Für mich stand immer fest: So wollte ich nie zu Mädchen
sein.
Es heißt, Sie haben sich von Kollegin
und Freundin Kate Bosworth getrennt. Gibt es schon eine neue Freundin?
Sagen wir es mal so: Im Westen nichts Neues…
(lacht). Ehrlich gesagt ist die Arbeit zurzeit meine Geliebte. Da
ist es schwierig, eine neue Beziehung aufzubauen. Zumal ich nie
genau weiß, ob sich die Frauen wirklich für mich oder
nur für meine Popularität interessieren. Aber dafür
habe ich jetzt ja Sidi. Der hat da eine unglaublich gute Nase und
durchschaut Frauen, die es nicht ehrlich meinen.

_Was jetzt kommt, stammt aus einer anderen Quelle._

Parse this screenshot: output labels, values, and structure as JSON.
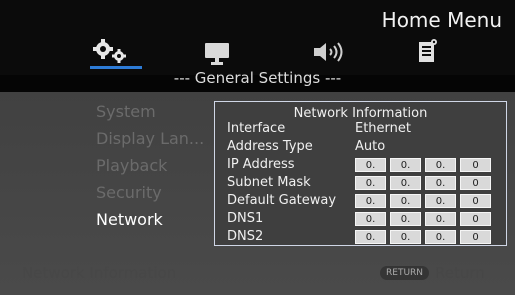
{
  "header": {
    "menu_title": "Home Menu",
    "tabs": [
      {
        "icon": "gears-icon",
        "selected": true
      },
      {
        "icon": "monitor-icon",
        "selected": false
      },
      {
        "icon": "speaker-icon",
        "selected": false
      },
      {
        "icon": "document-icon",
        "selected": false
      }
    ]
  },
  "section_title": "--- General Settings ---",
  "sidebar": {
    "items": [
      {
        "label": "System"
      },
      {
        "label": "Display Lan..."
      },
      {
        "label": "Playback"
      },
      {
        "label": "Security"
      },
      {
        "label": "Network"
      }
    ]
  },
  "network_info": {
    "title": "Network Information",
    "interface_label": "Interface",
    "interface_value": "Ethernet",
    "address_type_label": "Address Type",
    "address_type_value": "Auto",
    "ip_label": "IP Address",
    "ip": [
      "0.",
      "0.",
      "0.",
      "0"
    ],
    "subnet_label": "Subnet Mask",
    "subnet": [
      "0.",
      "0.",
      "0.",
      "0"
    ],
    "gateway_label": "Default Gateway",
    "gateway": [
      "0.",
      "0.",
      "0.",
      "0"
    ],
    "dns1_label": "DNS1",
    "dns1": [
      "0.",
      "0.",
      "0.",
      "0"
    ],
    "dns2_label": "DNS2",
    "dns2": [
      "0.",
      "0.",
      "0.",
      "0"
    ]
  },
  "footer": {
    "left": "Network Information",
    "return_badge": "RETURN",
    "right": "Return"
  },
  "colors": {
    "selection_accent": "#2d7bd6"
  }
}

Gibt es außer Ihrer Familie noch Menschen,
von denen Sie wissen, dass Sie es ehrlich mit Ihnen meinen, und
die Sie alles fragen können?
Johnny Depp zum Beispiel. Er ist eine große
Inspirationsquelle für mich. Ich habe ihn gefragt, wie er mit
dem ganzen Rummel um seine Person klargekommen ist. Er meint, man
müsse nur immer sich selbst treu bleiben, egal was passiert.

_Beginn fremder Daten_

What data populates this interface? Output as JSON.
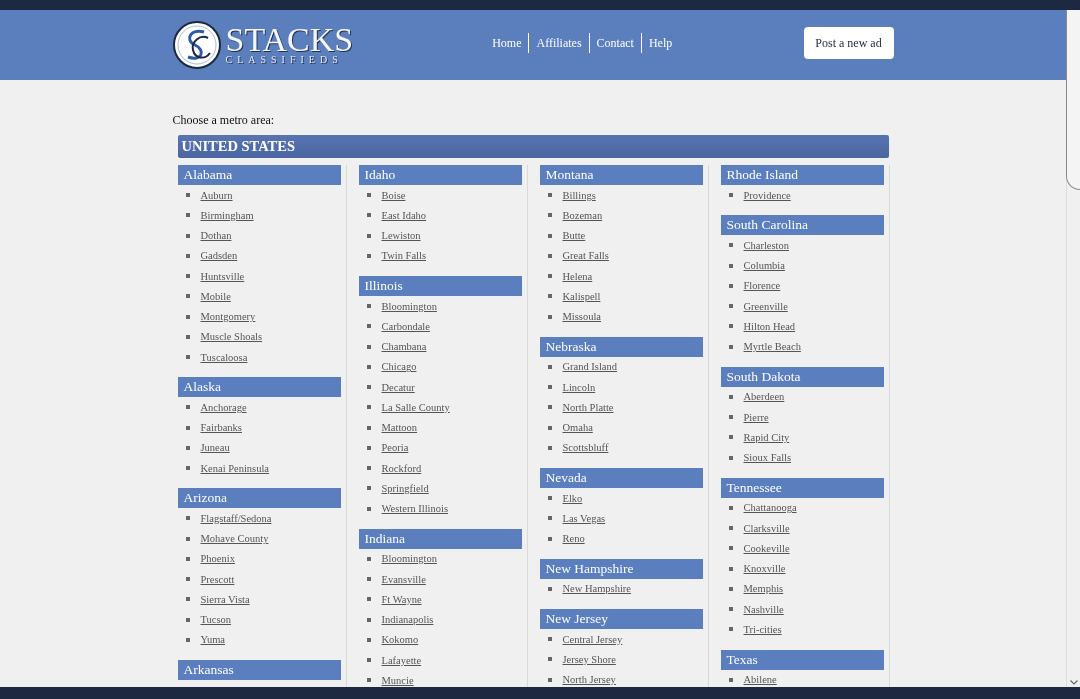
{
  "header": {
    "logo": {
      "title": "STACKS",
      "subtitle": "CLASSIFIEDS"
    },
    "nav": [
      "Home",
      "Affiliates",
      "Contact",
      "Help"
    ],
    "post_button": "Post a new ad"
  },
  "prompt": "Choose a metro area:",
  "country": {
    "name": "UNITED STATES",
    "columns": [
      {
        "states": [
          {
            "name": "Alabama",
            "cities": [
              "Auburn",
              "Birmingham",
              "Dothan",
              "Gadsden",
              "Huntsville",
              "Mobile",
              "Montgomery",
              "Muscle Shoals",
              "Tuscaloosa"
            ]
          },
          {
            "name": "Alaska",
            "cities": [
              "Anchorage",
              "Fairbanks",
              "Juneau",
              "Kenai Peninsula"
            ]
          },
          {
            "name": "Arizona",
            "cities": [
              "Flagstaff/Sedona",
              "Mohave County",
              "Phoenix",
              "Prescott",
              "Sierra Vista",
              "Tucson",
              "Yuma"
            ]
          },
          {
            "name": "Arkansas"
          }
        ]
      },
      {
        "states": [
          {
            "name": "Idaho",
            "cities": [
              "Boise",
              "East Idaho",
              "Lewiston",
              "Twin Falls"
            ]
          },
          {
            "name": "Illinois",
            "cities": [
              "Bloomington",
              "Carbondale",
              "Chambana",
              "Chicago",
              "Decatur",
              "La Salle County",
              "Mattoon",
              "Peoria",
              "Rockford",
              "Springfield",
              "Western Illinois"
            ]
          },
          {
            "name": "Indiana",
            "cities": [
              "Bloomington",
              "Evansville",
              "Ft Wayne",
              "Indianapolis",
              "Kokomo",
              "Lafayette",
              "Muncie"
            ]
          }
        ]
      },
      {
        "states": [
          {
            "name": "Montana",
            "cities": [
              "Billings",
              "Bozeman",
              "Butte",
              "Great Falls",
              "Helena",
              "Kalispell",
              "Missoula"
            ]
          },
          {
            "name": "Nebraska",
            "cities": [
              "Grand Island",
              "Lincoln",
              "North Platte",
              "Omaha",
              "Scottsbluff"
            ]
          },
          {
            "name": "Nevada",
            "cities": [
              "Elko",
              "Las Vegas",
              "Reno"
            ]
          },
          {
            "name": "New Hampshire",
            "cities": [
              "New Hampshire"
            ]
          },
          {
            "name": "New Jersey",
            "cities": [
              "Central Jersey",
              "Jersey Shore",
              "North Jersey"
            ]
          }
        ]
      },
      {
        "states": [
          {
            "name": "Rhode Island",
            "cities": [
              "Providence"
            ]
          },
          {
            "name": "South Carolina",
            "cities": [
              "Charleston",
              "Columbia",
              "Florence",
              "Greenville",
              "Hilton Head",
              "Myrtle Beach"
            ]
          },
          {
            "name": "South Dakota",
            "cities": [
              "Aberdeen",
              "Pierre",
              "Rapid City",
              "Sioux Falls"
            ]
          },
          {
            "name": "Tennessee",
            "cities": [
              "Chattanooga",
              "Clarksville",
              "Cookeville",
              "Knoxville",
              "Memphis",
              "Nashville",
              "Tri-cities"
            ]
          },
          {
            "name": "Texas",
            "cities": [
              "Abilene"
            ]
          }
        ]
      }
    ]
  }
}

„Entscheide dich nie nur wegen des Geldes und vergiss nie,
warum du ursprünglich Schauspieler geworden bist“, sagt
er. Er hat mich bestärkt, keine Risiken zu scheuen. Schauspieler
seien schließlich keine Chirurgen. Niemand würde sterben,
wenn wir einen Fehler machen. Und deshalb sollte man als Künstler
einfach Dinge ausprobieren. Außerdem hat er mir abgeraten,
jemals den Namen eines Mädchens auf den Arm tätowieren
zu lassen, egal wie romantisch es ist…
Sind Sie ein Romantiker?
Das ist eigentlich meine Lieblingsrolle. Im Film genauso
wie im Leben. Was gibt es Schöneres, als mit kleine Gesten
das Herz einer Frau zu erobern? Aufmerksamkeit ist da besonders
wichtig. Und Sensibilität. Auch wenn es schon ein bisschen
altmodisch klingt: Ich würde gerne von mir behaupten, dass
ich ein Gentleman bin. Ich versuche jedenfalls, Frauen immer anständig
zu behandeln. Das hat meine Mutter mir beigebracht.
Trotzdem werden Sie eher als Sexsymbol gefeiert
denn als Gentleman. Zu Recht? Finden Sie sich sexy genug?
Es gibt Schlimmeres, also dass die Leute einen als
sexy bezeichnen. Ich finde es schmeichelhaft. Die Sache mit dem
Sexsymbol und die Aufmerksamkeit junger Mädchen ist sowieso
irgendwann vorbei. Es wird immer eine neue Boygroup oder einen neuen
Star geben. In ein paar Jahren werden meine Poster nicht mehr über
den Betten der Teenies hängen. Sicher gibt es erhebendere Momente
in meinem Leben, als ein Sexsymbol genannt zu werden… Aber
ich stehe ja noch am Anfang. Den Status von Johnny Depp oder Brad
Pitt habe ich noch lange nicht. Sollte es aber in zehn Jahren noch
so sein, fange ich an, mir ernsthaft Sorgen zu machen.